To address the requirements above, we performed the following tasks:

  1. Reviewed background material – context material, relevant job descriptions and career paths, and resumes of project managers were studied to gain an understanding of their background.
  2. Interviewed PMO project managers – All PMO project management staff members were interviewed in order to gage their capabilities related to the “Science” of project management (methodology, process, tools, issue and risk management) and the “Art” of project management (judgement, business acumen, communication, coaching, facilitation and leadership).
  3. Analyzed findings and formulated recommendations and ratings – we compared the PMO project management staff members roles to our PM job profiles to determine their actual job roles and the individuals’ “Art and Science” ratings. Detailed interview notes were also synthesized and used to develop overall strategies and specific actions.
  4. Prepared a high level report and executive level presentation to present findings – PMO staff “Art and Science” ratings, PMO staff background, strengths in the PMO, opportunities for improvement in the PMO and the expressed needs in the PMO were identified and presented.



Using the Schroeder & Schroeder Project Manager Assessment System (PMAS) diagnostic tool, we were able to identify specific strategies to:

  • Enhance the robustness of the PM role by strengthening and “professionalizing” the role, enhancing the core project management processes, and enhance PM-related human resource management.
  • Clarify and appropriately manage the PM role by clarifying the management roles, responsibilities, authorities, accountabilities and reporting, providing overall organizational clarity, and helping address organizational gaps.
  • Strengthen project governance and the art of the CRM by facilitating a common, stronger governance structure and model, enhancing the art of “client” management, and enhancing project planning and change management.
  • Improve overall resource management by improving the management and matching of resources with projects, providing training and experience opportunities to enhance resource skills, and enhancing the effectiveness and use of outside vendors.
  • Provide input into the development of individual Learning Plans for each of the project management staff.
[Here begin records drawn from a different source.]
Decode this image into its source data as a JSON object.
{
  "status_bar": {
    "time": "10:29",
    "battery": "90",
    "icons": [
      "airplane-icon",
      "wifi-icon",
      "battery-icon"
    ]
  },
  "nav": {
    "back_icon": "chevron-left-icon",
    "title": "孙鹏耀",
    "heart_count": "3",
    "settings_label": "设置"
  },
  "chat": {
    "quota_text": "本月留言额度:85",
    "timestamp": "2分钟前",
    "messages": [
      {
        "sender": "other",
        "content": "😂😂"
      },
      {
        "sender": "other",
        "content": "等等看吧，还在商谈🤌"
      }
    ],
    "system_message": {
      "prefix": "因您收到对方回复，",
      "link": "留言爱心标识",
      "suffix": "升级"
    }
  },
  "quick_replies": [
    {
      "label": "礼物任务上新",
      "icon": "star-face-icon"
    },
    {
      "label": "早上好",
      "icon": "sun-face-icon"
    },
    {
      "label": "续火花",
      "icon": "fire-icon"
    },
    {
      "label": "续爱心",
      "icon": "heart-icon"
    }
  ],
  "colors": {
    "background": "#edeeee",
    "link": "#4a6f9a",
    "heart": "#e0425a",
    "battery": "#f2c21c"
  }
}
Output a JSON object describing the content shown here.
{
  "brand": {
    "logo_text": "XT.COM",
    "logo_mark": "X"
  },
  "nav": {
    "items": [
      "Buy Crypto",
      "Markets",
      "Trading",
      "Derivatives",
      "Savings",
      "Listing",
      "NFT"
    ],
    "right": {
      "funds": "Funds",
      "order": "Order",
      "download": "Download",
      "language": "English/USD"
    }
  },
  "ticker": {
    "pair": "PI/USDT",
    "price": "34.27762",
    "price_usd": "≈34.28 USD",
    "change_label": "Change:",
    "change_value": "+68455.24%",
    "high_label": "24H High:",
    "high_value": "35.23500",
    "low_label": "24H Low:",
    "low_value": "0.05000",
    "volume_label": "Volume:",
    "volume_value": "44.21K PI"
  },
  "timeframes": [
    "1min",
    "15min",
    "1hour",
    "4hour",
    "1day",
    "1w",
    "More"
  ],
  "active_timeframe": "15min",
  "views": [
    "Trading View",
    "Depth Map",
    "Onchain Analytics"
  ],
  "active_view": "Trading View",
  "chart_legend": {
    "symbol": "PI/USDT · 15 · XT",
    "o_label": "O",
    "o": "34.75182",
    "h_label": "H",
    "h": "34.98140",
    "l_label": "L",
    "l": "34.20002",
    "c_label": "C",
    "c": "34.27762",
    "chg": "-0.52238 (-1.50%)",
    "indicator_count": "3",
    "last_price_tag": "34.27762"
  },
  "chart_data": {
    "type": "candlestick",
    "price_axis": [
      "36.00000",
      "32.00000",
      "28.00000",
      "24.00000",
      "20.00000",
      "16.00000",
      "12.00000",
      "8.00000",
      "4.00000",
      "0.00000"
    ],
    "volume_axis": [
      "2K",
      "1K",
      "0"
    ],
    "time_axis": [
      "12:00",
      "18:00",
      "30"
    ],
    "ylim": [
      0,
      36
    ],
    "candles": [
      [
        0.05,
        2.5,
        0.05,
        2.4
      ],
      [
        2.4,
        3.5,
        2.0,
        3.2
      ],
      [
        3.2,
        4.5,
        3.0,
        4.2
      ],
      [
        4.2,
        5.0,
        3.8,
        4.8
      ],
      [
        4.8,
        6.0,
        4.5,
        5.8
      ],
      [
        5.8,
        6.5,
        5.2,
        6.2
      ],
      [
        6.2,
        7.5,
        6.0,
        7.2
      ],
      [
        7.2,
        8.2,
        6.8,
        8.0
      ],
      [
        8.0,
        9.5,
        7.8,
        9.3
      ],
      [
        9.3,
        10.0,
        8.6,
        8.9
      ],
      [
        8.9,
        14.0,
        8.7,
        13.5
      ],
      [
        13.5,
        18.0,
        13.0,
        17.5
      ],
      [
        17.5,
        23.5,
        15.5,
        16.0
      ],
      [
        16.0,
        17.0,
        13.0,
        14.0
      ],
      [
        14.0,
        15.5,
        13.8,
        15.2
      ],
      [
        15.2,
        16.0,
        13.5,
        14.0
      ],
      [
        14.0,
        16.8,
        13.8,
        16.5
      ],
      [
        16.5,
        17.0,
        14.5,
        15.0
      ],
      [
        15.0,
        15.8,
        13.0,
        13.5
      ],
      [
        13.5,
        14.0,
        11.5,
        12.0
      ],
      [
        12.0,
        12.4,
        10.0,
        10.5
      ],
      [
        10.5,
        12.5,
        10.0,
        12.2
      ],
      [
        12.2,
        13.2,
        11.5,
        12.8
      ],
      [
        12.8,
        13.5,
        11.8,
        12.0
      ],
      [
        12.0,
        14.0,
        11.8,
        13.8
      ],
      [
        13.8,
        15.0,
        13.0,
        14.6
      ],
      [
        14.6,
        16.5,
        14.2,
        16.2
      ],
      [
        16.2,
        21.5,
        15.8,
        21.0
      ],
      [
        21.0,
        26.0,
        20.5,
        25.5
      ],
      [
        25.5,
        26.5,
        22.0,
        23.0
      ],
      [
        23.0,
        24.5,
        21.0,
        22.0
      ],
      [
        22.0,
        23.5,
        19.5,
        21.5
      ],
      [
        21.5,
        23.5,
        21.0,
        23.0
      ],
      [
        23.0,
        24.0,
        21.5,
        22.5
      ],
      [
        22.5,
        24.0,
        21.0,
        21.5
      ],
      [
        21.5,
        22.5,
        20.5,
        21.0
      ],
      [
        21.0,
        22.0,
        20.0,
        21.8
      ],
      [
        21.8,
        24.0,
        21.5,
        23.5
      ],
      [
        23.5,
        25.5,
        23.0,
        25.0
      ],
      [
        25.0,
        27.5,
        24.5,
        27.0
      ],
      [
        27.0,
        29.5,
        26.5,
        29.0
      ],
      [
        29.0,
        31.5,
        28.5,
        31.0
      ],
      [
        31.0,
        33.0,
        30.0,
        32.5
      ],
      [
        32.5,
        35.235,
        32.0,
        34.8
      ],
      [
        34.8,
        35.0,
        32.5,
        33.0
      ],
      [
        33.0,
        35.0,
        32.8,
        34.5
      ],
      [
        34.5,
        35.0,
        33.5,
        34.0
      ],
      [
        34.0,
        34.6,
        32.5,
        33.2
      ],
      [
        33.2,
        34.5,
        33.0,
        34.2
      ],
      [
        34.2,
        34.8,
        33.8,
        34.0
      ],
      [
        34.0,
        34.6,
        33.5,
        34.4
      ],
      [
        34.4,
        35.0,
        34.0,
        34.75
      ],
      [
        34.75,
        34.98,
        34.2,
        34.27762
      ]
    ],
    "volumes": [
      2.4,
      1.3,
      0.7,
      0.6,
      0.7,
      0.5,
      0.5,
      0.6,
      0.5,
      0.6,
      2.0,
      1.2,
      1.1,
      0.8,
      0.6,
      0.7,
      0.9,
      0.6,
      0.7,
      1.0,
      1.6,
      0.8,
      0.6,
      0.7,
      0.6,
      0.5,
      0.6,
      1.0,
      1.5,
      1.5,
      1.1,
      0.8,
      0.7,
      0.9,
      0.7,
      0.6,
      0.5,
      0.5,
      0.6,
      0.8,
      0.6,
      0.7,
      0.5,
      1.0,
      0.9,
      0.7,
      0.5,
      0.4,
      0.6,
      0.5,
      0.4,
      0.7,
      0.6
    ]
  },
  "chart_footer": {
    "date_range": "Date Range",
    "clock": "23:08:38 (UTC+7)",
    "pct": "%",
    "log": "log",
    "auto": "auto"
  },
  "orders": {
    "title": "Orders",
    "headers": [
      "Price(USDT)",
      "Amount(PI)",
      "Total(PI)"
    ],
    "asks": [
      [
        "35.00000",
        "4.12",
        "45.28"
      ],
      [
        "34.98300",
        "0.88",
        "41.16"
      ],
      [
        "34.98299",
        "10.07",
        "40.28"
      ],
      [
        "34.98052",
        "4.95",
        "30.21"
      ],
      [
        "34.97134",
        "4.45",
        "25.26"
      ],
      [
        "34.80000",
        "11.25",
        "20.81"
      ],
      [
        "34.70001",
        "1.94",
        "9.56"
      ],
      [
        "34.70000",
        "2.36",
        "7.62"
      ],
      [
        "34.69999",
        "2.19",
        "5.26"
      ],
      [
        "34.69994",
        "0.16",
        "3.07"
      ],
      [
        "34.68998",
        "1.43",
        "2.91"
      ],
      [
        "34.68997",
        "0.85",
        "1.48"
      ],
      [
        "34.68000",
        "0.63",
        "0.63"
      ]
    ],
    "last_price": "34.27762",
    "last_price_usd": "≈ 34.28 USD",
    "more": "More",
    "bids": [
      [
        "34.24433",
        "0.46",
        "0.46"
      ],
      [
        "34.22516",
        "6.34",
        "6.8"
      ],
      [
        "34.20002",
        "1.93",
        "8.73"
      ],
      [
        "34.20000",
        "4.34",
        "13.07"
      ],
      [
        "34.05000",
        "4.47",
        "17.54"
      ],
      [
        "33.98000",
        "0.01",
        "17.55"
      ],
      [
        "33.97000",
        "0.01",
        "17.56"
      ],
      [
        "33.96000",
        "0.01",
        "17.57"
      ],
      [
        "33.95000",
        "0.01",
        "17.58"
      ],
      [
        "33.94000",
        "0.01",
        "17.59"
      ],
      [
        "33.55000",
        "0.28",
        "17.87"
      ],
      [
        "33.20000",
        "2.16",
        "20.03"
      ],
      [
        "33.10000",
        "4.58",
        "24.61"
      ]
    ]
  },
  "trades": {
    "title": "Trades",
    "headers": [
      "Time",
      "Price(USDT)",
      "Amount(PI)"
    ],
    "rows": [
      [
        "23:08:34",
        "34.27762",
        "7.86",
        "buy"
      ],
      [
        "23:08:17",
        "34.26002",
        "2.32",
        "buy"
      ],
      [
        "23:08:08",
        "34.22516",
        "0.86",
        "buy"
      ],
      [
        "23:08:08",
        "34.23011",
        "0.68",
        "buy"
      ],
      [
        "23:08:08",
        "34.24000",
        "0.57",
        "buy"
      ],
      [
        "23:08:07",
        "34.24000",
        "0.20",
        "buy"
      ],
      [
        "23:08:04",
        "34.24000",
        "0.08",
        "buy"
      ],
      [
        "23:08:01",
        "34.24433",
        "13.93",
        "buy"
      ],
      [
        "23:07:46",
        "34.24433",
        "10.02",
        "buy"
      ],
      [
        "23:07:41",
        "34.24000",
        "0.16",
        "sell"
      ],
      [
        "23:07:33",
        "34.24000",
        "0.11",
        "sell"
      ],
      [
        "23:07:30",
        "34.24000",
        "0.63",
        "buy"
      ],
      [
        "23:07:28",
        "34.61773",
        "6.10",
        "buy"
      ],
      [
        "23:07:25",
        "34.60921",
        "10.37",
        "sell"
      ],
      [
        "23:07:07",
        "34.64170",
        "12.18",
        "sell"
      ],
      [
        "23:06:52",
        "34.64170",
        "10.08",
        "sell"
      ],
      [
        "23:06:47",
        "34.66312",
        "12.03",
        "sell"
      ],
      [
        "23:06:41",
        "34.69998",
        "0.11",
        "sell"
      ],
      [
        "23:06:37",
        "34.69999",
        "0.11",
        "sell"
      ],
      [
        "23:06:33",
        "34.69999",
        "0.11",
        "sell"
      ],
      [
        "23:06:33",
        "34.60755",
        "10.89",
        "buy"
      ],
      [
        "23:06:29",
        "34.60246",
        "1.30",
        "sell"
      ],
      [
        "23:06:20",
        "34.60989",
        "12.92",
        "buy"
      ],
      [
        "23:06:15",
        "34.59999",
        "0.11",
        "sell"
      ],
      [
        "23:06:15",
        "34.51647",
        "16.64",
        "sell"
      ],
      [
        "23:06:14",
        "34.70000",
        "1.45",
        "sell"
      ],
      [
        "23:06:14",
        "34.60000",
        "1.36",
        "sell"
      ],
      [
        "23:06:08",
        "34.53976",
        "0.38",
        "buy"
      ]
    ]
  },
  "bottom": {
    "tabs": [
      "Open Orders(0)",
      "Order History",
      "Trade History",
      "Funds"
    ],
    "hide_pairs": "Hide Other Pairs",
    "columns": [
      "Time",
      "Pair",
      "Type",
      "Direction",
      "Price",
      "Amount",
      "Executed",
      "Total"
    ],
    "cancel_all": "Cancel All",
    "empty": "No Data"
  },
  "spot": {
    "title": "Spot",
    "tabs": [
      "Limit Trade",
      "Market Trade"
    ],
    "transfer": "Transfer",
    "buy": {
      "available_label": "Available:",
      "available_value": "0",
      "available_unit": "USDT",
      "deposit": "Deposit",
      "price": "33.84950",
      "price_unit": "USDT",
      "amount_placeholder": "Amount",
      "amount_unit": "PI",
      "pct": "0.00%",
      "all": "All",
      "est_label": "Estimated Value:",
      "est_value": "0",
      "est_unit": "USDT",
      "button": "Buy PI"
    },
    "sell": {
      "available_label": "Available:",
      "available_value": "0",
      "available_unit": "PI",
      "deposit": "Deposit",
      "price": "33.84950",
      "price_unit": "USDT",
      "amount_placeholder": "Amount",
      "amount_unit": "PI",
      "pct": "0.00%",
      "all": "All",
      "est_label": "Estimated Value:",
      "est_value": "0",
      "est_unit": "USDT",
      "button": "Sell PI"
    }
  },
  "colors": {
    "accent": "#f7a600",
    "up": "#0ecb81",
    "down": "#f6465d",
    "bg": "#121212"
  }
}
The division learned that while most jobs appeared to be more technical in nature on the surface — suggesting that there would be a higher need for Science, rather than Art – in fact much of the complexity found in division projects related to people and politics, rather than the technical nature. This meant that a greater balance between Art and Science was necessary for project success.


Recognizing this, the “Art and Science” ratings for each individual provided a starting point for the Ministry to use in the development of individual learning plans. In particular, Science skills were developed through a focus on education (PMI courses) and the ongoing evaluation of the quality of the various tools and templates used by a more experienced PM, while Art skills are developed through a focus on experience and mentoring.


By understanding the need for Art and Science, the division was better able to equip their staff members to carry out their project tasks, therefore increasing their effectiveness and efficiency and reducing project-related risks.


At the conclusion of the project all the objectives had been achieved, and the client was highly satisfied with the deliverables and the value added by Schroeder & Schroeder Inc.